Doctors from Mumbai and New Delhi were also invited for the purpose.

“How many of you here have tamol (betel nut) with lime?” Debasish asks after wrapping up the short singing session. A few tentative hands go up in the air. “How many of you smoke? How many of you drink?” the questions follow. He then tells them about the symptoms, what causes cancer and how to possibly prevent the disease from turning fatal. He touched chords when he showed them pictures of what the disease is capable of unleashing on his laptop.

“The major cause of the disease in this district is smoked meat and alcohol,” Debasish said.

The joint director, health services, Francis T. Amo, said there were around 300 cases of cancer in the district.

As the Deepsikha team was winding up, a man with a muffler wrapped around his head and the sides of his neck walked up to Debasish. A brief interaction later, the man removed the muffler from the right side of his neck to reveal a large, gaping hole.

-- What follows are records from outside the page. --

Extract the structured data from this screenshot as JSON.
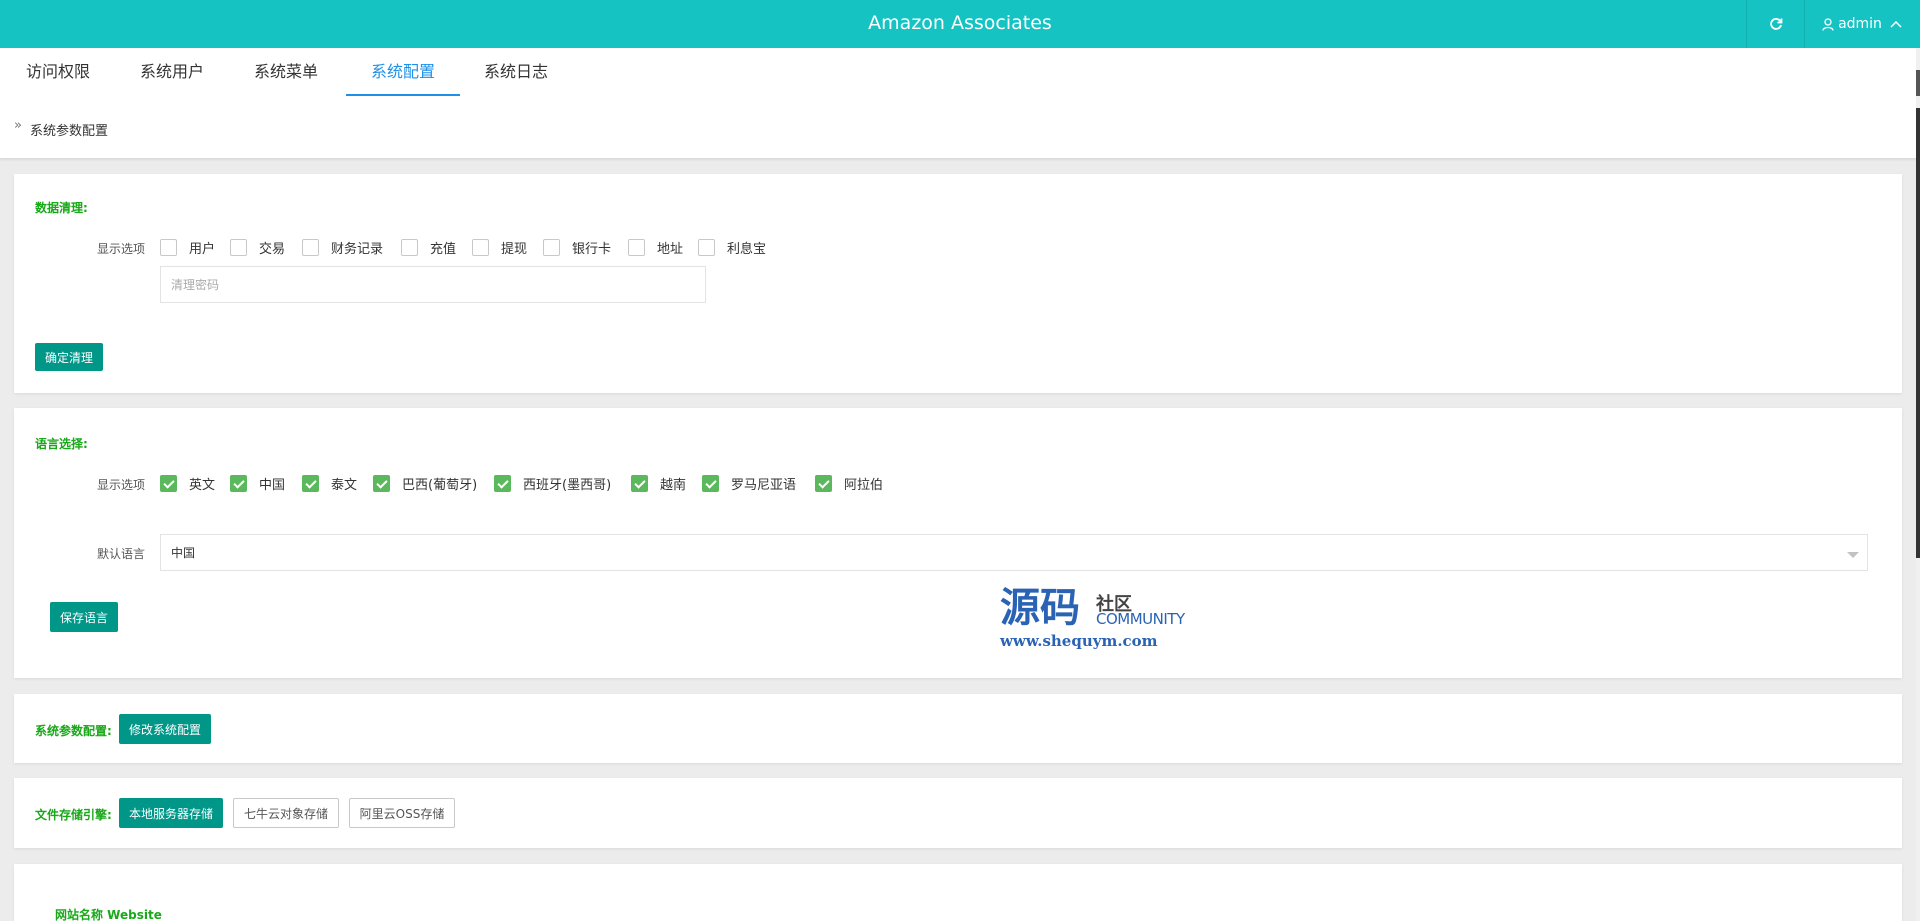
{
  "header": {
    "title": "Amazon Associates",
    "refresh_icon": "refresh-icon",
    "user_icon": "user-icon",
    "user_name": "admin",
    "user_caret_icon": "chevron-up-icon"
  },
  "nav": {
    "tabs": [
      {
        "label": "访问权限"
      },
      {
        "label": "系统用户"
      },
      {
        "label": "系统菜单"
      },
      {
        "label": "系统配置",
        "active": true
      },
      {
        "label": "系统日志"
      }
    ],
    "active_color": "#1e90e8"
  },
  "breadcrumb": {
    "text": "系统参数配置"
  },
  "data_clean": {
    "title": "数据清理:",
    "options_label": "显示选项",
    "options": [
      "用户",
      "交易",
      "财务记录",
      "充值",
      "提现",
      "银行卡",
      "地址",
      "利息宝"
    ],
    "password_placeholder": "清理密码",
    "confirm_button": "确定清理"
  },
  "language": {
    "title": "语言选择:",
    "options_label": "显示选项",
    "options": [
      "英文",
      "中国",
      "泰文",
      "巴西(葡萄牙)",
      "西班牙(墨西哥)",
      "越南",
      "罗马尼亚语",
      "阿拉伯"
    ],
    "default_label": "默认语言",
    "default_value": "中国",
    "save_button": "保存语言"
  },
  "watermark": {
    "big_text": "源码",
    "small_text_1": "社区",
    "small_text_2": "COMMUNITY",
    "url": "www.shequym.com"
  },
  "system_params": {
    "title": "系统参数配置:",
    "edit_button": "修改系统配置"
  },
  "storage": {
    "title": "文件存储引擎:",
    "buttons": [
      "本地服务器存储",
      "七牛云对象存储",
      "阿里云OSS存储"
    ]
  },
  "website": {
    "title": "网站名称 Website"
  },
  "colors": {
    "header_bg": "#16c3c3",
    "section_title": "#18a818",
    "primary_button": "#009688",
    "checkbox_checked": "#5cb85c"
  }
}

Debasish told the 50-year-old carpenter and father of six children to go to Guwahati for treatment and that Deepsikha Foundation would arrange for everything — right from his stay to medical care.

“It was detected three years ago at a Guwahati hospital, but I couldn’t follow up on the treatment because of financial constraints,” the man rued.

“He can only be provided palliative care now… he is beyond cure,” Debasish said.

It is likely that the man is not among the “around 300” cancer patients in the district.